If they want immigration from Mexico to be unrestricted so that their relatives and others in Mexico can come to the US to obtain better lives, why do they also carry banners calling for return of the Southwestern US to Mexico? Imposition of the social and economic structure of Mexico on the US would simply reproduce the kind of misery that 40% of Mexicans say they want to escape by moving to the US. Mexico is a de facto caste society, with racially based exclusion of native Americans, ownership of the majority of property and income and control of the government in the hands of a ethnic Spanish-legacy minority, and a nearly impoverished Mestizo middle class living off state bureaucracies. Mexico is a morally, ideologically, and socially failed society. If American students of Mexican descent are so eager to live in such a society, they should go sneak across the border into Mexico and live there.

I dare say.

4 comments:

Unknown said...

Hi Norma - My son is learning about immigration in school, we watch this story with interest.

Harrison said...

If your family arrived in the 1600's and 1700's they were not immigrants. They might have been explorers, adventurers, servants, slaves (of a number of colors, btw), but not immigrants. They most probably came to a colony or settlement of the English king as English citizens. Ergo, they could not immigrants any more than moving from OH to CA makes you an "immigrant." (Yet.)
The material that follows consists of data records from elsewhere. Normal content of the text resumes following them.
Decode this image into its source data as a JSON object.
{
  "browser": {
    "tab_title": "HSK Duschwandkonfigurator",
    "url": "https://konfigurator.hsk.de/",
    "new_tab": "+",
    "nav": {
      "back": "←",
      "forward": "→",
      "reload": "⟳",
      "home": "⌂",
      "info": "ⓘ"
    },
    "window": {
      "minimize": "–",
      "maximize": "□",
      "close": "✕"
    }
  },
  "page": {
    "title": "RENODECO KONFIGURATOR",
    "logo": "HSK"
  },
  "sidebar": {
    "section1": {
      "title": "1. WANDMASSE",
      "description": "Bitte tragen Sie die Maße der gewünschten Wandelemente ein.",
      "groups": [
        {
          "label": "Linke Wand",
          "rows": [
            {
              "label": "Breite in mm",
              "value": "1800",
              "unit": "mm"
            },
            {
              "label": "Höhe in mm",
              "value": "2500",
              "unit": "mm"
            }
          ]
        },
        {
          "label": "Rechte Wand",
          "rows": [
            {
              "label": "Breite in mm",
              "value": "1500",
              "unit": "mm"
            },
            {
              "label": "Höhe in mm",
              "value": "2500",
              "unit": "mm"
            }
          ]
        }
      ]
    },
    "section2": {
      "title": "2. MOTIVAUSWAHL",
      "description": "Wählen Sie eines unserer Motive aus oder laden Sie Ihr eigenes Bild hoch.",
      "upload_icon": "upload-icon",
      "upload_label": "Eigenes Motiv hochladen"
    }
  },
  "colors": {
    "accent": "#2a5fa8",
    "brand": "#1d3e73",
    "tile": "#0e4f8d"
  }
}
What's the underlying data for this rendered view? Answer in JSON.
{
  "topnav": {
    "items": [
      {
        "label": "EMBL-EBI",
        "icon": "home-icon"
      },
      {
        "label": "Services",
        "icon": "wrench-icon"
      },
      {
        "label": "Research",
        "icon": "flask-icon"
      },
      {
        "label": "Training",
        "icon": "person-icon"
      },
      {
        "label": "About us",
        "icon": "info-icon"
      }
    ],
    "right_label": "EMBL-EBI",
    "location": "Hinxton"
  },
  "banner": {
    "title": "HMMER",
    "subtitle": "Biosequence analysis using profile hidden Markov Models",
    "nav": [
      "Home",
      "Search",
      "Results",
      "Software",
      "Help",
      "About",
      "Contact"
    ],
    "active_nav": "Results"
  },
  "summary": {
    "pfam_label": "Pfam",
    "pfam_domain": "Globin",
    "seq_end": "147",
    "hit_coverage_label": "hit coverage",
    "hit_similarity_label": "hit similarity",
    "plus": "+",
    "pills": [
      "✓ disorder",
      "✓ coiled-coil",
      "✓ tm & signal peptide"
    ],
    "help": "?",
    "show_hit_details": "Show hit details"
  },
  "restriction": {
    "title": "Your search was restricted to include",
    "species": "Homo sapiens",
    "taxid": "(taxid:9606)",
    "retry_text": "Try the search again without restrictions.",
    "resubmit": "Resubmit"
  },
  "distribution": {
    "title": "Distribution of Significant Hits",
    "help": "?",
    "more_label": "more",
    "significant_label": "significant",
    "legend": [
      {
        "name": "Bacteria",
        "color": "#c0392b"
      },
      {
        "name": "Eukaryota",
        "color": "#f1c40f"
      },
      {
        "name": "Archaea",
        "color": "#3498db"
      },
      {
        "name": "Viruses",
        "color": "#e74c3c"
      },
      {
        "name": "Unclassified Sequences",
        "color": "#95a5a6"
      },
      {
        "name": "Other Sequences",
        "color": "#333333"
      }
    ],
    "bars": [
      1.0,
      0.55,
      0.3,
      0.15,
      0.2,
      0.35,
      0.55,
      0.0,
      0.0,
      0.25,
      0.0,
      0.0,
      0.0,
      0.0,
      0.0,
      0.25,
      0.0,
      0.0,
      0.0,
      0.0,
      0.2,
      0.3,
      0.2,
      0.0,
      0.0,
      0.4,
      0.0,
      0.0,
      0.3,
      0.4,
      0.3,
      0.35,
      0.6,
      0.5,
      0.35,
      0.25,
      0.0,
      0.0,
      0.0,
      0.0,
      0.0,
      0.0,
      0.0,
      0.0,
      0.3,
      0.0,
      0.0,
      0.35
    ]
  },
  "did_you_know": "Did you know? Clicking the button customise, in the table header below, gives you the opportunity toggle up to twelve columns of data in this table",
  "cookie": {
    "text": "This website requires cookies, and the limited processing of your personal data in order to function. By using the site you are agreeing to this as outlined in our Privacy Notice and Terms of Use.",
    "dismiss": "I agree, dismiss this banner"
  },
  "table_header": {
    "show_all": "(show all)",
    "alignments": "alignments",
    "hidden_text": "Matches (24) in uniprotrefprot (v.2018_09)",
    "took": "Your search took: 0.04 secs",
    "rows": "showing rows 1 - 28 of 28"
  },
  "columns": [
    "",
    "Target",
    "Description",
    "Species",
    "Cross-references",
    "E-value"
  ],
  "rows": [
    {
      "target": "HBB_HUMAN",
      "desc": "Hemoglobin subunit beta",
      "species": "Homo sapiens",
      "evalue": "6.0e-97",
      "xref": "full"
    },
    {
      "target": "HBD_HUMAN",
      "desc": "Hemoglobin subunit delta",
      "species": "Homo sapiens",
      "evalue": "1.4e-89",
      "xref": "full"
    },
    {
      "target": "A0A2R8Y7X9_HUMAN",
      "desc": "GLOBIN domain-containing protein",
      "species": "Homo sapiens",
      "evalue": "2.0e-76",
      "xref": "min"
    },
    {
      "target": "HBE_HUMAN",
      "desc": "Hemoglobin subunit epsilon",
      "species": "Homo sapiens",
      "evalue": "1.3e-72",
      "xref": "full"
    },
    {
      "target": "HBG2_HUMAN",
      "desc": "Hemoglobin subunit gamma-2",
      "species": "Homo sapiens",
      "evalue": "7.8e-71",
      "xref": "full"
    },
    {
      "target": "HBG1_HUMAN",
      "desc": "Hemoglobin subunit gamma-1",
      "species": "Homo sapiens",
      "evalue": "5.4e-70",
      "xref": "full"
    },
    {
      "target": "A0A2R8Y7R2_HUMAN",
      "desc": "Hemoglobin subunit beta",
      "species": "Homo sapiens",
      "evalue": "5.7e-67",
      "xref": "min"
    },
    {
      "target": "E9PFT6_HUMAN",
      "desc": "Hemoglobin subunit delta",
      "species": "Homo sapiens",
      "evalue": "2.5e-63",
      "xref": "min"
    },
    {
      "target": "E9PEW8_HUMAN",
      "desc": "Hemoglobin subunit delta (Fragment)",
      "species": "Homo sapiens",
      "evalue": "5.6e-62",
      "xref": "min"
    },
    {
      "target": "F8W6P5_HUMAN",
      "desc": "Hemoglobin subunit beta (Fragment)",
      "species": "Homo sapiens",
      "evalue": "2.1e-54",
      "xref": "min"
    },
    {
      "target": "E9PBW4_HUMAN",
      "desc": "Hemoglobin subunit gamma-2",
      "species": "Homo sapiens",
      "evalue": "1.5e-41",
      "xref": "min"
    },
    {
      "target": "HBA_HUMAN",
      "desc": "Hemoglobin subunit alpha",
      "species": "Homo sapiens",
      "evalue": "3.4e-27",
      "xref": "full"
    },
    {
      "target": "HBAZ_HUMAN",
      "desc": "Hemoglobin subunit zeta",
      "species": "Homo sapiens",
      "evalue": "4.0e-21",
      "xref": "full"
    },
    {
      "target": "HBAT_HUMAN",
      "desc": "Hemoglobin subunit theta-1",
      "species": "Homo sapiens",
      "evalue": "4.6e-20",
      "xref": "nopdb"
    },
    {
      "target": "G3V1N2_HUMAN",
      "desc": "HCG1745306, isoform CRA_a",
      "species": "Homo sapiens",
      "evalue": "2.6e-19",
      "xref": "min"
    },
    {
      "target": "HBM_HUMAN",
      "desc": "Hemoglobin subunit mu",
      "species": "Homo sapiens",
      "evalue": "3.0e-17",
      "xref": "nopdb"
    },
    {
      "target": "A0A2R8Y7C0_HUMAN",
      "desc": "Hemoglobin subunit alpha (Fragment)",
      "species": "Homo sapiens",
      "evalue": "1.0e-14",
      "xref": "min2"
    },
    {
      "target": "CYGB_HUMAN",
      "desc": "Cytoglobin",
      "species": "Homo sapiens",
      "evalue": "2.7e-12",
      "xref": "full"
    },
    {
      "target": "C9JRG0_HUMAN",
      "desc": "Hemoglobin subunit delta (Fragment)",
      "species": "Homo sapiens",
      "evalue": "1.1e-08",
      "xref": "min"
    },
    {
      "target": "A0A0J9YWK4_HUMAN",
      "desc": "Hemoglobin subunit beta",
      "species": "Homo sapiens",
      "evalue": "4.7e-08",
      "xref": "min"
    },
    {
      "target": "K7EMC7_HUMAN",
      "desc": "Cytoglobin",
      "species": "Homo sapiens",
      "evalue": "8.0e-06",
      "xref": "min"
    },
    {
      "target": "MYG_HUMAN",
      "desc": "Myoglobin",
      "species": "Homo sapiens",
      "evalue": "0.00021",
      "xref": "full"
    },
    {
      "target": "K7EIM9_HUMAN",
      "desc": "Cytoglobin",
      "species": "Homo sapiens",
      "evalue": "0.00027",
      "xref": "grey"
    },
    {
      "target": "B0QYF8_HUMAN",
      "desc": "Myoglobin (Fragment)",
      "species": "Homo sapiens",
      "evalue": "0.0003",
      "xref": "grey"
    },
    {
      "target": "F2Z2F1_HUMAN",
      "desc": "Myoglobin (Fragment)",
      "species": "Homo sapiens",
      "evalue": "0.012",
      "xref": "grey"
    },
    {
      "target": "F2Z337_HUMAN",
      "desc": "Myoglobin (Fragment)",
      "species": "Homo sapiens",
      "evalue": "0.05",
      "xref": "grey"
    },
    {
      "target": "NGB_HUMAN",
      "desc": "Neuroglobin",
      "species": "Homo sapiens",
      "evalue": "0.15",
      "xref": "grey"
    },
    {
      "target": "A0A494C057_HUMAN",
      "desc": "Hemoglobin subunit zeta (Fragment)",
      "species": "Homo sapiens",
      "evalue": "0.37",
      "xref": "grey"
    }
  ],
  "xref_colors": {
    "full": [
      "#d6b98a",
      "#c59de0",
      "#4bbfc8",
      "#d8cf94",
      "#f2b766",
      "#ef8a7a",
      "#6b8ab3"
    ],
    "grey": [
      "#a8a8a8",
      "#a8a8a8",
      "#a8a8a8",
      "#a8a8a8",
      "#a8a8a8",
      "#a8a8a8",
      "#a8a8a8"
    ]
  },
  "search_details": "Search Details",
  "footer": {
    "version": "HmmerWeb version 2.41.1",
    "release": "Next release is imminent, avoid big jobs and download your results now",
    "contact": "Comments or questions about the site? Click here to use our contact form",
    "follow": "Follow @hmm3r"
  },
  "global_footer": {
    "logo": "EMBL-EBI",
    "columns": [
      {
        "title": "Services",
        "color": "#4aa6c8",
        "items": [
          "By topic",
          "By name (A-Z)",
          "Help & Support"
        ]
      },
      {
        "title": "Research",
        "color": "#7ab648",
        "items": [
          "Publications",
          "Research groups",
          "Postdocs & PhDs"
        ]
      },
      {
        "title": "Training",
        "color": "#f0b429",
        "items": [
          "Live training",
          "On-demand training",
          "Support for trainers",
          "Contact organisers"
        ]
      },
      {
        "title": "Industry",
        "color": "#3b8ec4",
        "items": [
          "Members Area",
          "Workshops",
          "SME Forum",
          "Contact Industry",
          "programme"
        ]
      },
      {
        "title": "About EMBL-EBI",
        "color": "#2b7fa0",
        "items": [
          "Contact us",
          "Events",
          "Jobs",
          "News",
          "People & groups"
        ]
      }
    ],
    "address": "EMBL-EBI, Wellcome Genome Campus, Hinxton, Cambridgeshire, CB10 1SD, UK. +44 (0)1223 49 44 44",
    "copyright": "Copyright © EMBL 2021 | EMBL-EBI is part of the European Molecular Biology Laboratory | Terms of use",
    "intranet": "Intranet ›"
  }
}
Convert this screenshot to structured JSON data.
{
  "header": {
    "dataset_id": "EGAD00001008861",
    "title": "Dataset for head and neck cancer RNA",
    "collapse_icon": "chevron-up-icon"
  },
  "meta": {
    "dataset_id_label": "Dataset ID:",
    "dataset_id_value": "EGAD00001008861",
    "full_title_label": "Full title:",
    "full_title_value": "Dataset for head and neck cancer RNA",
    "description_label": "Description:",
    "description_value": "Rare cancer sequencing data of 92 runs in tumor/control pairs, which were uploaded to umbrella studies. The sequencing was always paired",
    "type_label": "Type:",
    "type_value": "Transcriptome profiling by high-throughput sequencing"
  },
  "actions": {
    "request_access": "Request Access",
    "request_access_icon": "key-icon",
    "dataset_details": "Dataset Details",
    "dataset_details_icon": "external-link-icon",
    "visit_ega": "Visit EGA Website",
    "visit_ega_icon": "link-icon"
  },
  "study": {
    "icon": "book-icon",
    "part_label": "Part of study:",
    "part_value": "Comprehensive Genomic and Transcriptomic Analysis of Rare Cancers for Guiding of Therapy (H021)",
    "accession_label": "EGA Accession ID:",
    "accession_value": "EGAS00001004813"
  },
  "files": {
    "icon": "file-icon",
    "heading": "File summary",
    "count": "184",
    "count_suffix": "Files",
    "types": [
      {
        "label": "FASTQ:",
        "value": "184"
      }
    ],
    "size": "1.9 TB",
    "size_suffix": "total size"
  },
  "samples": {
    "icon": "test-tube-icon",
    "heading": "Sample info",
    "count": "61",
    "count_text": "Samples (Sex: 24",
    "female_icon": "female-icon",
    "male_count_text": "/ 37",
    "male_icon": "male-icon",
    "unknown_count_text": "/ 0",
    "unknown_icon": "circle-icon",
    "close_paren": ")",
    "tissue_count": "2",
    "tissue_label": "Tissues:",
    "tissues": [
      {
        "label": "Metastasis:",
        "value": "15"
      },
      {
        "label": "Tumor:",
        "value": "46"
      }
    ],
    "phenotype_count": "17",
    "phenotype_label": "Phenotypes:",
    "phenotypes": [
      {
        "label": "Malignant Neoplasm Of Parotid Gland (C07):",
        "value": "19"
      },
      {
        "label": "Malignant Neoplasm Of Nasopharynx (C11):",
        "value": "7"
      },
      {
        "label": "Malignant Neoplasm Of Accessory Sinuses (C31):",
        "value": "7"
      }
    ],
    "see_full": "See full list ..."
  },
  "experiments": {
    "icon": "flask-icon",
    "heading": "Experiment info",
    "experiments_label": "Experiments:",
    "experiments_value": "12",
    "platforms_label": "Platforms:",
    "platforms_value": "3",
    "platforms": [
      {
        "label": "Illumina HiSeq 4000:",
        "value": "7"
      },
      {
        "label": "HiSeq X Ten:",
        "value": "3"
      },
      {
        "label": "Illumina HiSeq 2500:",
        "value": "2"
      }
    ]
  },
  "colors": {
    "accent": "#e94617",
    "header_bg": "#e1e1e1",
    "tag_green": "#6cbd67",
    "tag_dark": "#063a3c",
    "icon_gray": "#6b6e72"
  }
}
Only those whose forefathers arrived after the Revolution, after the time the U.S. became an independent country, would be "children of immigrants."

Oh, and just in case someone wants to go there--this landmass we call the United States was not "united" by Native Americans. They themselves were a host of various "nations."

Renee Nefe said...

The attitudes were similar when I lived in FL. The Cuban immigrants flooded the state and expected it to be their "New Cuba". What gives them the right?

Norma said...

OK. Can we be "children of emigrants?" They left home and family and came to a new place. They were not, for the most part English, but German and Irish. Germans had to swear allegiance to the King, so there's a record. I think if you came from England there was no such record. The Irish were very eager to sign on to fight in the Revolutionary War.